Removal of heavy crude oil from sand
Table 5 shows the amount of heavy oil removed from artificially contaminated sand after treatment with crude enzyme solution. The removal efficiencies of the two crude enzyme solutions (E2 and E4) ranged from 7.85 to 8.48%, that is, 2.29–2.47-fold that of the control (3.43%). Fig. 5 shows the removal efficiency of heavy oil adsorbed on sand by the crude enzyme solution. The fungi in our study showed lower ability to produce biosurfactants than some bacteria (e.g., B. subtilis and P. aeruginosa). The diameter of oil spreading from the crude enzyme solutions reached only 12.0–13.0 cm (the oil spreading experiment was carried out according to the method described by Zhang et al. ). Biosurfactants are known as a promising agent for enhancing oil recovery, have been successfully applied in oilfield exploitation [38, 39]. França et al.  obtained that the cell-free fermented broth of B. subtilis ICA56 containing biosurfactant removed 85% of crude oil, which highlighted the crucial role of biosurfactant for the cleaning process.

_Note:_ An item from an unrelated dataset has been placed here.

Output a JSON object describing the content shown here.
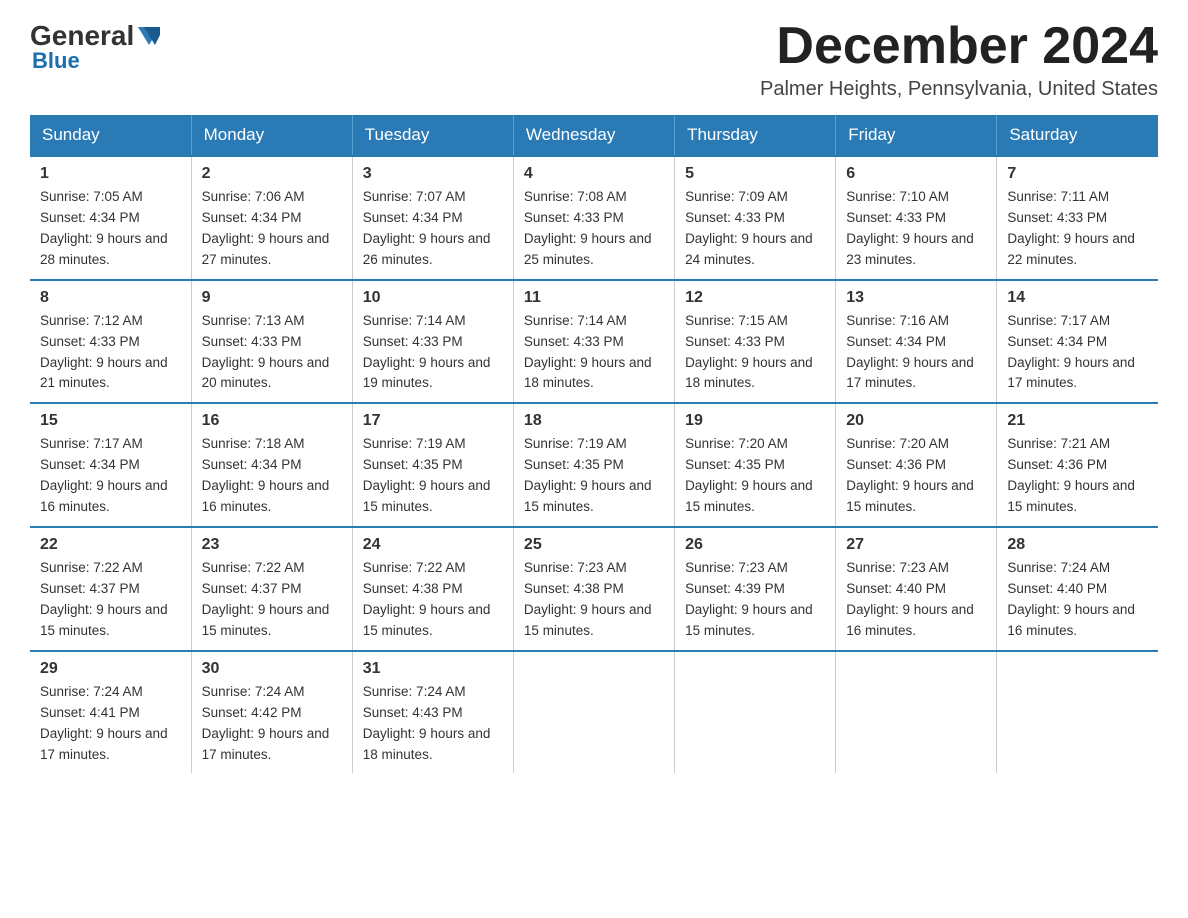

Thus, the crude enzyme solutions (low content of biosurfactants) were insufficient to mobilize a significant amount of entrapped oil.
The removal effects of the two crude enzyme solutions were possibly due to heavy component degradation and gas production. The interactions of gas with oil, as well as the bioconversion of heavy oil fractions to lighter fractions, are mechanisms responsible for increasing the mobility and recovery of heavy oil . Xia et al.  reported that one enriched methanogenic consortium increased by 14.7% of the tertiary enhanced oil recovery by oil degradation and methane production in core flooding tests, and the gas production made the inner pressure of the microbial core holder increase from 0.2 to 20.45 MPa; the viscosity of the heavy oil was reduced by 72.45%. Biodegradation in oil reservoirs affects the quantity and quality of the crude oil; crude oil will become lighter and more valuable by degrading heavy oil fractions . Our results suggest that supplementation with biosurfactants after enzyme solution flooding may be an more effective strategy to improve heavy oil recovery than pure enzyme solution flooding.